WHAT’S THIS SUPER MAX BUSINESS?
Just like some of you make more money than your coworkers (or not), some star players make more money than their contemporaries (or not).
The cream of the crop — guys who have either won an MVP award in any of the past three seasons; have been named to an All-NBA team or have won Defensive Player of the Year in two of the last three seasons — are eligible for a “designated player” contract of five (or six) years at 35 percent of the cap. This only applies if they stayed with their original team.
Stephen Curry is the only player in line to command a supermax contract this summer. His deal will be worth more than $200 million over at least five seasons. Russell Westbrook is another player that can sign this extension with the Thunder at 12:01.
WHO WILL BE OVERPAID?
Some teams have really bad luck when it comes to free agency. Top-tier free agents sneeze at the sight of phone calls from Brooklyn, Sacramento, Orlando, and other teams that either aren’t close to playoff contention and/or are just run poorly.
For that reason, these teams throw large contracts at young players they could potentially mold into a valuable piece for the future. Last year alone, the Nets offered $120 million to Allen Crabbe and Tyler Johnson combined. Both Portland and Miami matched those contracts, and now, they look like some of the worst deals imaginable.
This summer, restricted free agents like Kentavious Caldwell-Pope and Otto Porter will field max offers from other teams. Detroit and Washington will probably match those offers because they have no means to replace that player any other way. Both Pope and Porter could make more than $100 million over the next four years as a result.
WHAT’S THIS SUPERTEAM STUFF?
If the Warriors’ playoff dominance proved anything, it’s that talent reigns supreme. To have a fighting chance against Golden State’s platoon of four All-Stars, other stars will be in a mad rush to join forces this summer.

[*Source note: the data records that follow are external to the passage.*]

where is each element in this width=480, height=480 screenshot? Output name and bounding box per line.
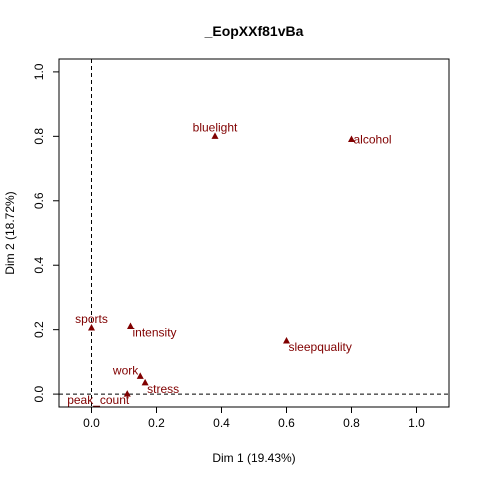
point-label: alcohol <box>354 133 392 147</box>
y-axis: 0.0 0.2 0.4 0.6 0.8 1.0 <box>32 63 59 402</box>
point-label: peak_count <box>67 393 130 407</box>
point-label: work <box>112 363 139 377</box>
data-point-stress <box>141 378 149 386</box>
x-tick-label: 1.0 <box>408 416 425 430</box>
y-tick-label: 1.0 <box>32 63 46 80</box>
data-point-intensity <box>127 322 134 329</box>
reference-lines <box>59 59 449 407</box>
y-tick-label: 0.2 <box>32 321 46 338</box>
chart-title: _EopXXf81vBa <box>204 23 304 39</box>
plot-frame <box>58 58 450 408</box>
x-axis: 0.0 0.2 0.4 0.6 0.8 1.0 <box>83 407 425 430</box>
point-label: sports <box>75 312 108 326</box>
point-label: stress <box>147 382 179 396</box>
data-point-sleepquality <box>283 336 290 344</box>
data-point-sports <box>88 324 95 331</box>
data-point-peak_count <box>123 390 131 397</box>
x-tick-label: 0.4 <box>213 416 230 430</box>
x-tick-label: 0.6 <box>278 416 295 430</box>
x-tick-label: 0.0 <box>83 416 100 430</box>
data-point-bluelight <box>211 132 219 139</box>
y-tick-label: 0.6 <box>32 192 46 209</box>
x-tick-label: 0.8 <box>343 416 360 430</box>
point-label: bluelight <box>193 120 238 134</box>
y-axis-label: Dim 2 (18.72%) <box>3 191 17 274</box>
x-axis-label: Dim 1 (19.43%) <box>212 451 295 465</box>
point-label: sleepquality <box>289 340 352 354</box>
data-points: bluelight alcohol sports intensity sleepqual… <box>67 120 391 407</box>
y-tick-label: 0.8 <box>32 128 46 145</box>
point-label: intensity <box>133 325 177 339</box>
y-tick-label: 0.4 <box>32 257 46 274</box>
data-point-work <box>136 372 144 379</box>
x-tick-label: 0.2 <box>148 416 165 430</box>
data-point-alcohol <box>348 135 355 143</box>
y-tick-label: 0.0 <box>32 385 46 402</box>
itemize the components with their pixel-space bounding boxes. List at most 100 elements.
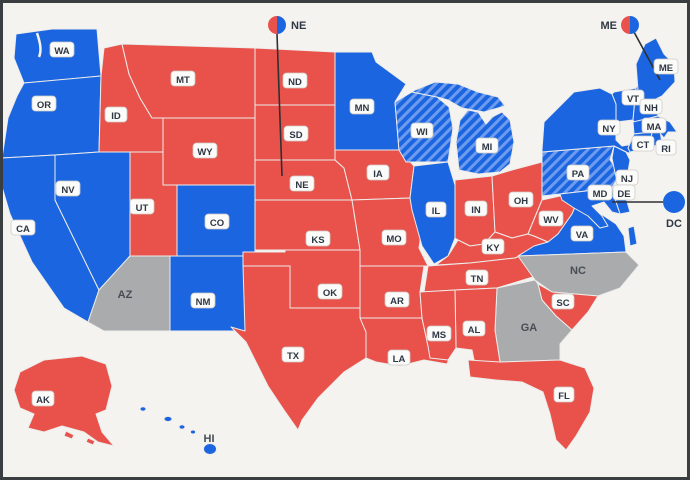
state-label-NJ: NJ <box>615 169 639 186</box>
puget-sound <box>35 32 42 58</box>
state-label-NC: NC <box>570 265 586 277</box>
svg-text:WY: WY <box>197 147 213 158</box>
state-label-DE: DE <box>612 184 636 201</box>
svg-text:NJ: NJ <box>621 174 633 185</box>
state-label-MT: MT <box>170 70 196 87</box>
state-label-OH: OH <box>508 191 534 208</box>
svg-text:MS: MS <box>432 330 446 341</box>
state-labels: WA OR CA NV ID MT WY UT CO AZ NM ND SD N… <box>10 41 679 445</box>
state-MI-upper <box>411 81 506 113</box>
svg-text:NY: NY <box>602 124 616 135</box>
state-label-IN: IN <box>464 200 488 217</box>
svg-text:NV: NV <box>61 185 75 196</box>
state-label-AL: AL <box>462 320 486 337</box>
me-callout-marker-right <box>630 16 639 34</box>
svg-text:ID: ID <box>111 111 121 122</box>
svg-text:KY: KY <box>486 243 500 254</box>
state-label-NV: NV <box>55 180 81 197</box>
state-FL <box>467 359 595 451</box>
state-label-IL: IL <box>425 201 447 218</box>
svg-text:ND: ND <box>288 77 302 88</box>
dc-callout-label: DC <box>666 218 682 230</box>
svg-text:KS: KS <box>311 235 324 246</box>
ne-callout-line <box>276 33 283 177</box>
callout-DC: DC <box>612 191 685 230</box>
state-label-MA: MA <box>641 117 667 134</box>
state-AK <box>13 355 115 447</box>
state-label-OK: OK <box>317 283 343 300</box>
svg-text:MT: MT <box>176 75 190 86</box>
state-label-LA: LA <box>387 349 411 366</box>
state-label-WY: WY <box>192 142 218 159</box>
state-NC <box>517 251 640 297</box>
svg-text:SC: SC <box>556 298 569 309</box>
callout-NE: NE <box>268 16 306 177</box>
svg-text:MO: MO <box>386 234 401 245</box>
state-label-HI: HI <box>204 433 215 445</box>
state-label-VT: VT <box>621 89 645 106</box>
state-label-ND: ND <box>282 72 308 89</box>
svg-text:SD: SD <box>289 130 302 141</box>
svg-text:AK: AK <box>36 395 50 406</box>
svg-text:VT: VT <box>627 94 639 105</box>
svg-text:WA: WA <box>54 46 69 57</box>
state-label-MD: MD <box>587 184 613 201</box>
svg-text:WI: WI <box>416 127 428 138</box>
svg-text:CA: CA <box>16 224 30 235</box>
state-label-SC: SC <box>551 293 575 310</box>
ne-callout-marker-right <box>277 16 286 34</box>
ne-callout-marker-left <box>268 16 277 34</box>
state-label-CA: CA <box>10 219 36 236</box>
state-label-UT: UT <box>129 198 155 215</box>
svg-text:IA: IA <box>373 169 383 180</box>
svg-text:NE: NE <box>295 180 308 191</box>
state-AK-island-2 <box>85 437 96 446</box>
state-label-ID: ID <box>104 106 128 123</box>
state-label-MN: MN <box>349 98 375 115</box>
state-label-MO: MO <box>381 229 407 246</box>
svg-text:CT: CT <box>637 140 650 151</box>
state-HI-island-4 <box>189 429 197 435</box>
svg-text:OK: OK <box>323 288 337 299</box>
state-MS <box>419 289 457 361</box>
dc-callout-marker <box>663 191 685 213</box>
svg-text:NH: NH <box>644 103 658 114</box>
svg-text:MN: MN <box>355 103 370 114</box>
state-label-MI: MI <box>475 137 499 154</box>
state-label-AK: AK <box>31 390 55 407</box>
state-label-SD: SD <box>283 125 309 142</box>
state-label-WA: WA <box>49 41 75 58</box>
state-label-CT: CT <box>631 135 655 152</box>
svg-text:IN: IN <box>471 205 481 216</box>
state-label-TX: TX <box>281 346 305 363</box>
svg-text:LA: LA <box>393 354 406 365</box>
state-HI-island-5 <box>203 443 217 455</box>
state-label-NE: NE <box>289 175 315 192</box>
svg-text:UT: UT <box>136 203 149 214</box>
state-label-NH: NH <box>639 98 663 115</box>
state-label-GA: GA <box>521 322 538 334</box>
svg-text:DE: DE <box>617 189 630 200</box>
state-HI-island-3 <box>178 424 186 430</box>
svg-text:VA: VA <box>576 230 589 241</box>
ne-callout-label: NE <box>291 20 306 32</box>
me-callout-label: ME <box>601 20 618 32</box>
svg-text:MA: MA <box>647 122 662 133</box>
state-label-AR: AR <box>384 291 410 308</box>
state-label-ME: ME <box>653 58 679 75</box>
state-label-TN: TN <box>465 269 489 286</box>
state-label-WV: WV <box>538 210 564 227</box>
state-HI-island-1 <box>139 406 147 412</box>
svg-text:AR: AR <box>390 296 404 307</box>
state-label-WI: WI <box>410 122 434 139</box>
state-VA-eastern-shore <box>627 225 638 247</box>
me-callout-marker-left <box>621 16 630 34</box>
state-label-KY: KY <box>481 238 505 255</box>
state-label-IA: IA <box>366 164 390 181</box>
state-label-KS: KS <box>305 230 331 247</box>
state-label-PA: PA <box>566 164 590 181</box>
state-label-MS: MS <box>426 325 452 342</box>
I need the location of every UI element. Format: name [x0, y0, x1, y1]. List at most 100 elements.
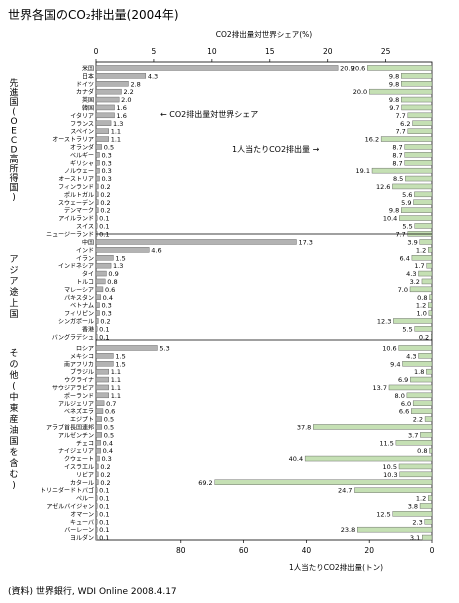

The Rockets are ahead of the curve after their blockbuster trade put Chris Paul in the same backcourt as James Harden. Houston’s probably not done either, but the Celtics have yet to get started. Boston’s expected to make a run at signing Hayward, then could potentially trade for another All-Star, like Paul George or Carmelo Anthony.
The Cavaliers, who lost 4-1 to the Warriors in the NBA Finals, could also make a run at Anthony. And the Spurs, who nearly beat the Warriors in the Western Conference Finals, have the means to get better, too, via either trade or free agency.
Watching these superstars team up — or not — will be one of the more speculated on occurrences this summer.
THE POINT GUARD FRENZY
The NBA has become an increasingly guard-driven league, and a premium has been put on the point guard position. This summer, the free agent pool is ripe with talented players, each ready to sign their next big contract.
With Paul off the market in Houston, and Curry expected to sign the first supermax contract with Golden State, the remaining starting point guards include Kyle Lowry, Jrue Holiday, George Hill, Jeff Teague and Derrick Rose, with Patty Mills, Shaun Livingston, Darren Collison, Deron Williams and Brandon Jennings available as possible rotation players.
Where each of these guys end up could change the league’s landscape, though the top is all but established with the Warriors and Cavaliers reigning supreme.
WILL MY TEAM LAND A STAR?
Well, that depends who your team is.
If you’re the Celtics, Cavaliers, Rockets or Spurs, you’ll probably land a player who can help you win one or two more games in a seven-game series against the Warriors.
If your team is the Nuggets, Suns, 76ers, Lakers, Clippers, or Timberwolves, you may land a fringe All-Star or a solid starter that could be the difference between missing or making the playoffs.
If you are the Kings, Knicks, Nets, Magic, Bulls, Pacers or Hawks, the answer is no, and you probably know why.
No other team has the money to sign a star this summer, unless it’s via trade.